In Afghanistan, who will pick up where the U.S. leaves off?
As President Obama prepares to draw down U.S. troops from Afghanistan and explain his blueprint for turning security over to the Afghan government by 2014, his administration is struggling to address what will come next in a country that has in the past been a threat to U.S. security. Al Qaeda is degraded and Osama bin Laden is dead, but insurgencies remain, as do drugs and poverty. Will the U.N. be able to pick up when Washington withdraws military forces?
On Tuesday, in his acceptance speech after reelection to a second term, U.N. Secretary General Ban Ki-moon said that, "as never before, the U.N. is on the front lines protecting people and also helping build the peace" in Afghanistan, among other places.
And Georgette Gagnon, the human rights director of the U.N. Assistance Mission in Afghanistan (UNAMA) said this week that "more civilians were killed in Afghanistan in May than in any other month since 2007, raising fears of a further escalation during the summer with serious humanitarian implications."
In the wake of the death of Osama Bin Laden, there were revenge attacks around Afghanistan.
"We are very concerned about the escalation of fighting this summer," Mohammad Hashem Mayar, deputy director of the Agency Coordinating Body for Afghan Relief (ACBAR), said, noting that the violence could affect their distribution of relief to civilians.
U.N. analysts believe that the more the U.N. stays involved in Afghanistan's reconstruction, the easier it will be for the U.S. to get out.
In addition to aiding the hampered efforts to deliver humanitarian aid, the U.N. Security Council this week shored up the Afghan government's program to reconcile with the Taliban by agreeing to lift sanctions on members of the Taliban's militia if they renounce terror.
The unanimous vote by the Security Council, led by the U.S., adopted two resolutions that separate the Taliban and al Qaeda in the enforcement of sanctions - including the assets freeze, arms embargo and the travel ban - and which remove some names, including several members of Afghanistan's High Peace Council, from the list.
The Obama administration's U.N. Ambassador Susan Rice said that the U.N. action sends a "clear message to the Taliban that there is a future for those who separate from al Qaeda, renounce violence and abide by the Afghan constitution."

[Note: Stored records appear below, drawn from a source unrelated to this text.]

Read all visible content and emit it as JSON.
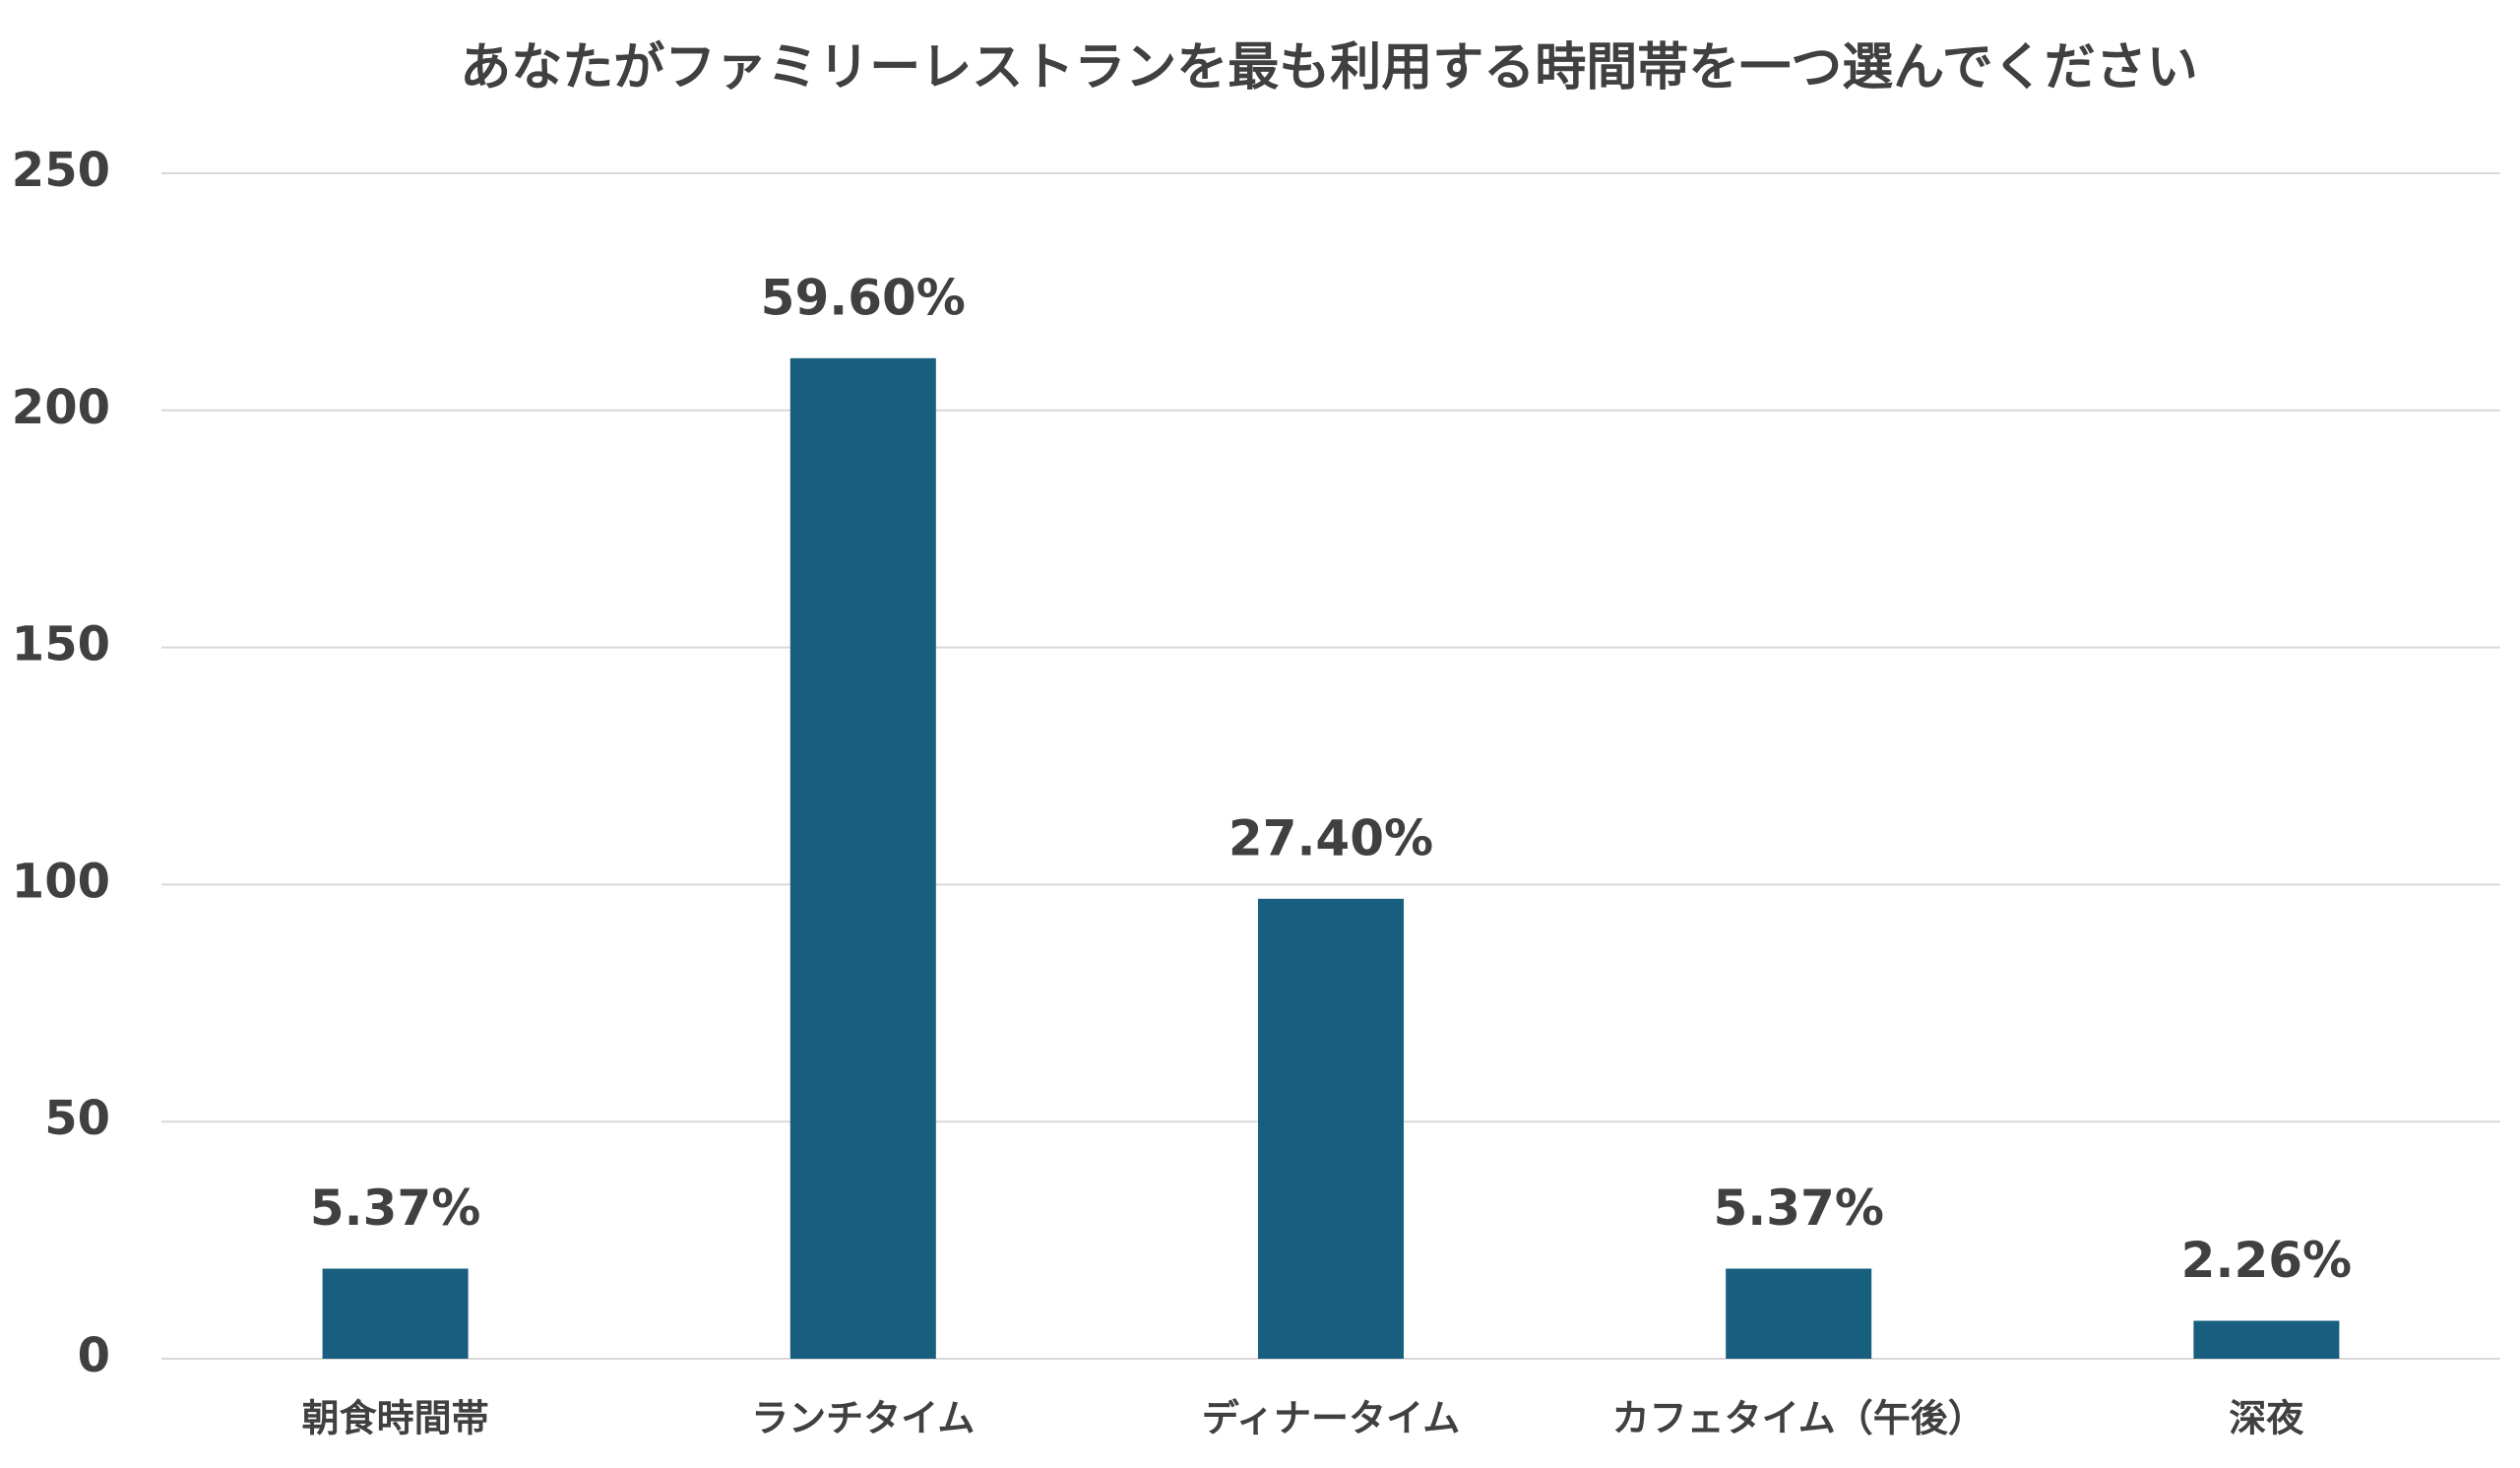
{
  "chart_data": {
    "type": "bar",
    "title": "あなたがファミリーレストランを最も利用する時間帯を一つ選んでください",
    "categories": [
      "朝食時間帯",
      "ランチタイム",
      "ディナータイム",
      "カフェタイム（午後）",
      "深夜"
    ],
    "values": [
      19,
      211,
      97,
      19,
      8
    ],
    "data_labels": [
      "5.37%",
      "59.60%",
      "27.40%",
      "5.37%",
      "2.26%"
    ],
    "color": "#175e7f",
    "ylim": [
      0,
      250
    ],
    "yticks": [
      0,
      50,
      100,
      150,
      200,
      250
    ],
    "grid": true
  }
}
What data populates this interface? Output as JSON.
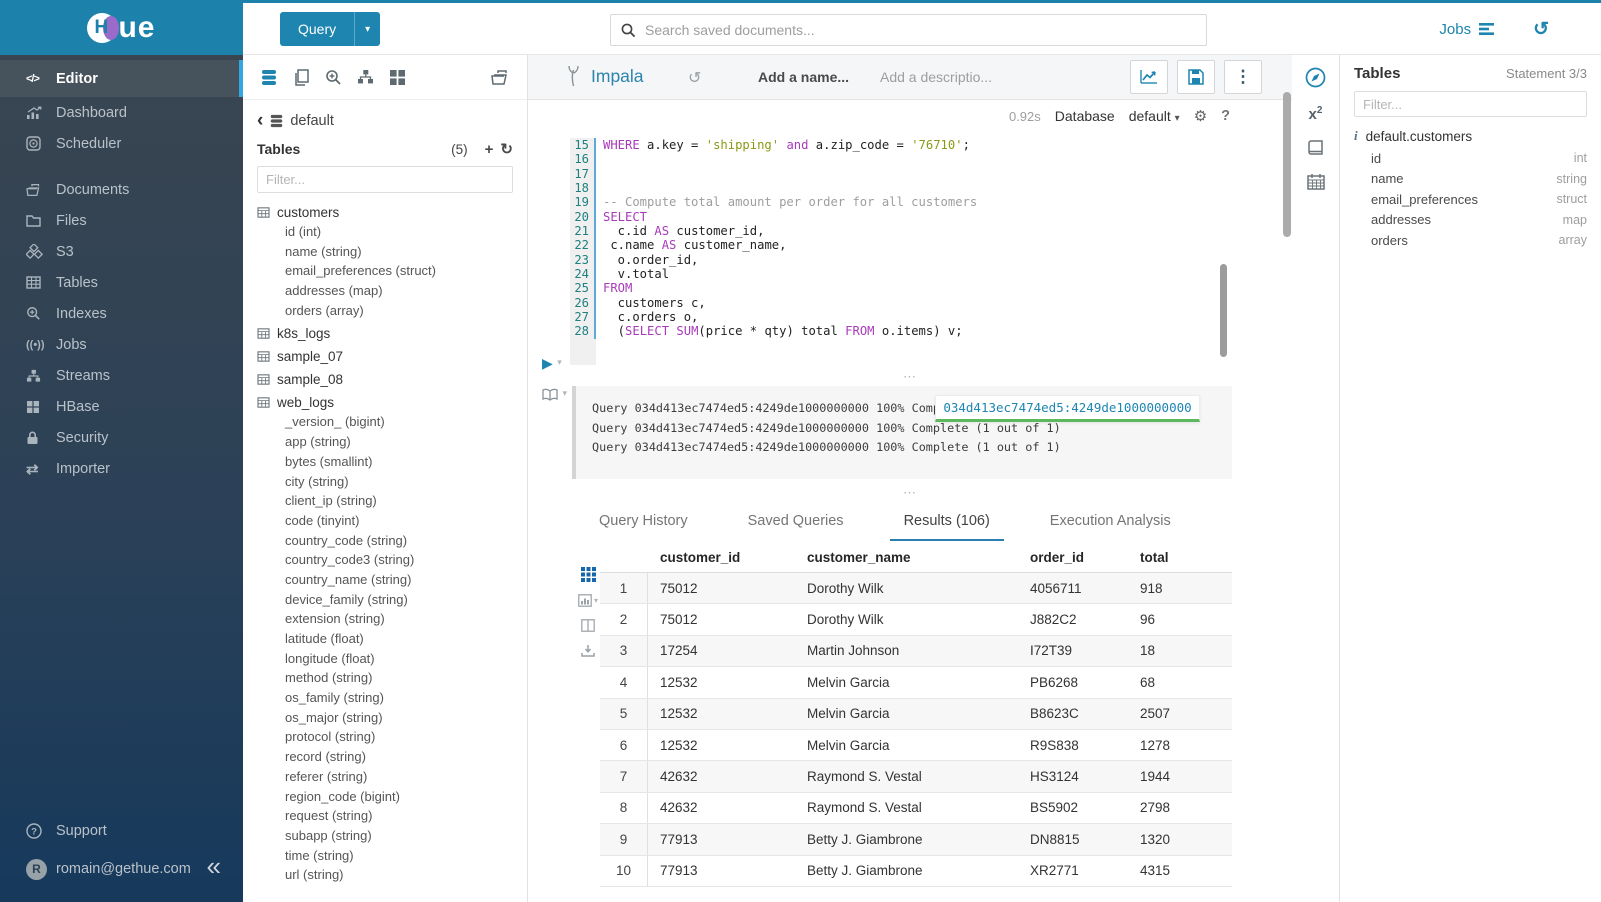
{
  "colors": {
    "brand_blue": "#1d85b0",
    "logo_bg": "#1d82ab",
    "sidebar_top": "#3b4650",
    "sidebar_bottom": "#16395c",
    "active_accent": "#35a7e0",
    "tab_underline": "#2b7eb1",
    "keyword": "#a83bba",
    "string": "#8a9a16",
    "comment": "#9e9e9e",
    "tooltip_underline": "#5cb85c"
  },
  "brand": {
    "logo_h": "H",
    "logo_ue": "ue"
  },
  "topbar": {
    "query_button": "Query",
    "search_placeholder": "Search saved documents...",
    "jobs_label": "Jobs"
  },
  "sidebar": {
    "items": [
      {
        "key": "editor",
        "label": "Editor",
        "icon": "code",
        "active": true
      },
      {
        "key": "dashboard",
        "label": "Dashboard",
        "icon": "dashboard",
        "active": false
      },
      {
        "key": "scheduler",
        "label": "Scheduler",
        "icon": "scheduler",
        "active": false
      },
      {
        "key": "gap1",
        "label": "",
        "icon": "",
        "gap": true
      },
      {
        "key": "documents",
        "label": "Documents",
        "icon": "documents",
        "active": false
      },
      {
        "key": "files",
        "label": "Files",
        "icon": "folder",
        "active": false
      },
      {
        "key": "s3",
        "label": "S3",
        "icon": "cubes",
        "active": false
      },
      {
        "key": "tables",
        "label": "Tables",
        "icon": "grid",
        "active": false
      },
      {
        "key": "indexes",
        "label": "Indexes",
        "icon": "zoomplus",
        "active": false
      },
      {
        "key": "jobs",
        "label": "Jobs",
        "icon": "broadcast",
        "active": false
      },
      {
        "key": "streams",
        "label": "Streams",
        "icon": "sitemap",
        "active": false
      },
      {
        "key": "hbase",
        "label": "HBase",
        "icon": "blocks",
        "active": false
      },
      {
        "key": "security",
        "label": "Security",
        "icon": "lock",
        "active": false
      },
      {
        "key": "importer",
        "label": "Importer",
        "icon": "swap",
        "active": false
      }
    ],
    "support_label": "Support",
    "user_email": "romain@gethue.com",
    "avatar_letter": "R"
  },
  "left_assist": {
    "database": "default",
    "tables_label": "Tables",
    "tables_count": "(5)",
    "filter_placeholder": "Filter...",
    "tree": [
      {
        "name": "customers",
        "columns": [
          "id (int)",
          "name (string)",
          "email_preferences (struct)",
          "addresses (map)",
          "orders (array)"
        ]
      },
      {
        "name": "k8s_logs",
        "columns": []
      },
      {
        "name": "sample_07",
        "columns": []
      },
      {
        "name": "sample_08",
        "columns": []
      },
      {
        "name": "web_logs",
        "columns": [
          "_version_ (bigint)",
          "app (string)",
          "bytes (smallint)",
          "city (string)",
          "client_ip (string)",
          "code (tinyint)",
          "country_code (string)",
          "country_code3 (string)",
          "country_name (string)",
          "device_family (string)",
          "extension (string)",
          "latitude (float)",
          "longitude (float)",
          "method (string)",
          "os_family (string)",
          "os_major (string)",
          "protocol (string)",
          "record (string)",
          "referer (string)",
          "region_code (bigint)",
          "request (string)",
          "subapp (string)",
          "time (string)",
          "url (string)",
          "user_agent (string)"
        ]
      }
    ]
  },
  "editor": {
    "engine": "Impala",
    "name_placeholder": "Add a name...",
    "description_placeholder": "Add a descriptio...",
    "exec_time": "0.92s",
    "database_label": "Database",
    "database_value": "default",
    "lines": [
      {
        "no": "15",
        "segs": [
          [
            "kw",
            "WHERE"
          ],
          [
            "pl",
            " a.key = "
          ],
          [
            "str",
            "'shipping'"
          ],
          [
            "pl",
            " "
          ],
          [
            "kw",
            "and"
          ],
          [
            "pl",
            " a.zip_code = "
          ],
          [
            "str",
            "'76710'"
          ],
          [
            "pl",
            ";"
          ]
        ]
      },
      {
        "no": "16",
        "segs": []
      },
      {
        "no": "17",
        "segs": []
      },
      {
        "no": "18",
        "segs": []
      },
      {
        "no": "19",
        "segs": [
          [
            "com",
            "-- Compute total amount per order for all customers"
          ]
        ]
      },
      {
        "no": "20",
        "segs": [
          [
            "kw",
            "SELECT"
          ]
        ]
      },
      {
        "no": "21",
        "segs": [
          [
            "pl",
            "  c.id "
          ],
          [
            "kw",
            "AS"
          ],
          [
            "pl",
            " customer_id,"
          ]
        ]
      },
      {
        "no": "22",
        "segs": [
          [
            "pl",
            " c.name "
          ],
          [
            "kw",
            "AS"
          ],
          [
            "pl",
            " customer_name,"
          ]
        ]
      },
      {
        "no": "23",
        "segs": [
          [
            "pl",
            "  o.order_id,"
          ]
        ]
      },
      {
        "no": "24",
        "segs": [
          [
            "pl",
            "  v.total"
          ]
        ]
      },
      {
        "no": "25",
        "segs": [
          [
            "kw",
            "FROM"
          ]
        ]
      },
      {
        "no": "26",
        "segs": [
          [
            "pl",
            "  customers c,"
          ]
        ]
      },
      {
        "no": "27",
        "segs": [
          [
            "pl",
            "  c.orders o,"
          ]
        ]
      },
      {
        "no": "28",
        "segs": [
          [
            "pl",
            "  ("
          ],
          [
            "kw",
            "SELECT"
          ],
          [
            "pl",
            " "
          ],
          [
            "kw",
            "SUM"
          ],
          [
            "pl",
            "(price * qty) total "
          ],
          [
            "kw",
            "FROM"
          ],
          [
            "pl",
            " o.items) v;"
          ]
        ]
      }
    ]
  },
  "log": {
    "lines": [
      "Query 034d413ec7474ed5:4249de1000000000 100% Complete (1 out of 1)",
      "Query 034d413ec7474ed5:4249de1000000000 100% Complete (1 out of 1)",
      "Query 034d413ec7474ed5:4249de1000000000 100% Complete (1 out of 1)"
    ],
    "tooltip": "034d413ec7474ed5:4249de1000000000"
  },
  "tabs": [
    {
      "label": "Query History",
      "active": false
    },
    {
      "label": "Saved Queries",
      "active": false
    },
    {
      "label": "Results (106)",
      "active": true
    },
    {
      "label": "Execution Analysis",
      "active": false
    }
  ],
  "results": {
    "columns": [
      "customer_id",
      "customer_name",
      "order_id",
      "total"
    ],
    "rows": [
      [
        "1",
        "75012",
        "Dorothy Wilk",
        "4056711",
        "918"
      ],
      [
        "2",
        "75012",
        "Dorothy Wilk",
        "J882C2",
        "96"
      ],
      [
        "3",
        "17254",
        "Martin Johnson",
        "I72T39",
        "18"
      ],
      [
        "4",
        "12532",
        "Melvin Garcia",
        "PB6268",
        "68"
      ],
      [
        "5",
        "12532",
        "Melvin Garcia",
        "B8623C",
        "2507"
      ],
      [
        "6",
        "12532",
        "Melvin Garcia",
        "R9S838",
        "1278"
      ],
      [
        "7",
        "42632",
        "Raymond S. Vestal",
        "HS3124",
        "1944"
      ],
      [
        "8",
        "42632",
        "Raymond S. Vestal",
        "BS5902",
        "2798"
      ],
      [
        "9",
        "77913",
        "Betty J. Giambrone",
        "DN8815",
        "1320"
      ],
      [
        "10",
        "77913",
        "Betty J. Giambrone",
        "XR2771",
        "4315"
      ]
    ]
  },
  "right_assist": {
    "title": "Tables",
    "statement": "Statement 3/3",
    "filter_placeholder": "Filter...",
    "table": "default.customers",
    "columns": [
      {
        "name": "id",
        "type": "int"
      },
      {
        "name": "name",
        "type": "string"
      },
      {
        "name": "email_preferences",
        "type": "struct"
      },
      {
        "name": "addresses",
        "type": "map"
      },
      {
        "name": "orders",
        "type": "array"
      }
    ]
  }
}
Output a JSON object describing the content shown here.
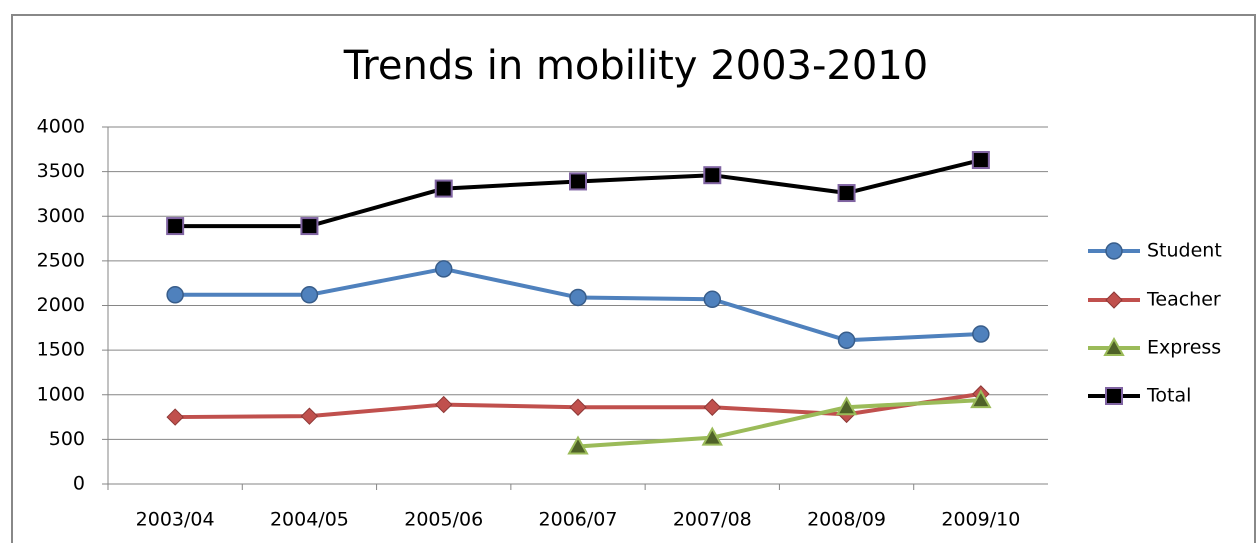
{
  "chart_data": {
    "type": "line",
    "title": "Trends in mobility 2003-2010",
    "categories": [
      "2003/04",
      "2004/05",
      "2005/06",
      "2006/07",
      "2007/08",
      "2008/09",
      "2009/10"
    ],
    "series": [
      {
        "name": "Student",
        "color": "#4f81bd",
        "marker": "circle",
        "values": [
          2120,
          2120,
          2410,
          2090,
          2070,
          1610,
          1680
        ]
      },
      {
        "name": "Teacher",
        "color": "#c0504d",
        "marker": "diamond",
        "values": [
          750,
          760,
          890,
          860,
          860,
          780,
          1010
        ]
      },
      {
        "name": "Express",
        "color": "#9bbb59",
        "marker": "triangle",
        "values": [
          null,
          null,
          null,
          420,
          520,
          860,
          940
        ]
      },
      {
        "name": "Total",
        "color": "#000000",
        "marker": "square",
        "values": [
          2890,
          2890,
          3310,
          3390,
          3460,
          3260,
          3630
        ]
      }
    ],
    "ylim": [
      0,
      4000
    ],
    "yticks": [
      0,
      500,
      1000,
      1500,
      2000,
      2500,
      3000,
      3500,
      4000
    ],
    "grid": true,
    "legend": "right"
  }
}
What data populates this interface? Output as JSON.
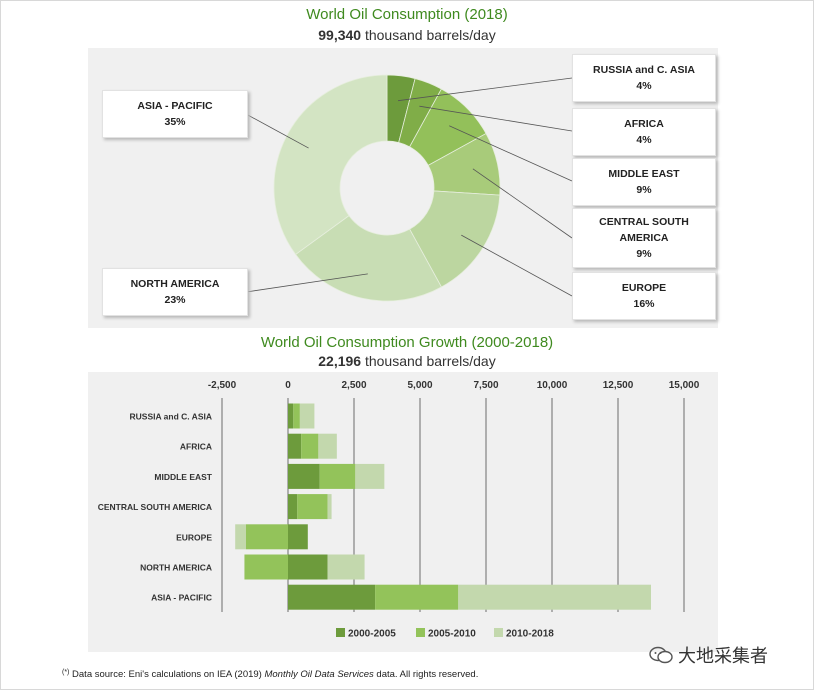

But there is a long road to recovery in Afghanistan, where the drug trade still thrives.
The 2011 World Drug Report, to be released by the United Nations Office on Drugs and Crime (UNODC) on Wednesday, does not paint a pretty picture of Afghanistan. Although global opium production declined during the last three years, that trend is unlikely to continue and preliminary findings are that Afghan opium production will probably bounce back in 2011.
Additionally, the price of the drug has increased, meaning that opium has become a lifeline to the Afghan economy. UNODC has focused on Herat, Farah, Nimroz, Ghor and Kandahar with the effort to contain opium cultivation and instability.
"We can definitely see a record profit in this harvest," said the UNODC's country office representative in Afghanistan, Jean-Luc Lemahieu.
The UNODC's 2010 report noted that "Poverty and violence are usually portrayed as the biggest challenges confronting Afghanistan. But ask the Afghans themselves, and you get a different answer: corruption is their biggest worry."
"For an overwhelming 59 percent of the population, the daily experience of public dishonesty is a bigger concern than insecurity (54 percent) and unemployment (52 percent)," said Antonio Maria Costa, Executive Director of the UNODC.
As far as the direction and oversight of all U.N. relief, recovery and reconstruction activities in Afghanistan, UNAMA is at the forefront, and their "Relief, Recovery and Reconstruction" program is aimed at coordinating the humanitarian development activities of U.N. agencies with an emphasis on five main sectors in Afghanistan: agriculture, energy, private sector development, capacity building, and higher education and vocational training.
Their human rights unit was mandated by the Security Council to assist Afghanistan's institutions, hampered by violence in their efforts to deliver essential services, security and justice in Kabul, Mazar-i-Sharif, Kunduz, Herat, Bamyan, Kandahar, Jalalabad and Gardez.
The United Nations World Food Programme (WFP) also launched a food voucher project in eastern Afghanistan, distributing monthly food vouchers to families in Jalalabad.
President Obama's mandate - while announcing a drawdown of troops to the American public, which is divided on the war and concerned about the human and economic costs - will need to explain how Afghanistan will stabilize. The U.N. is certainly offering to bear some of the weight, but the challenge will be for the international community to shore up its efforts.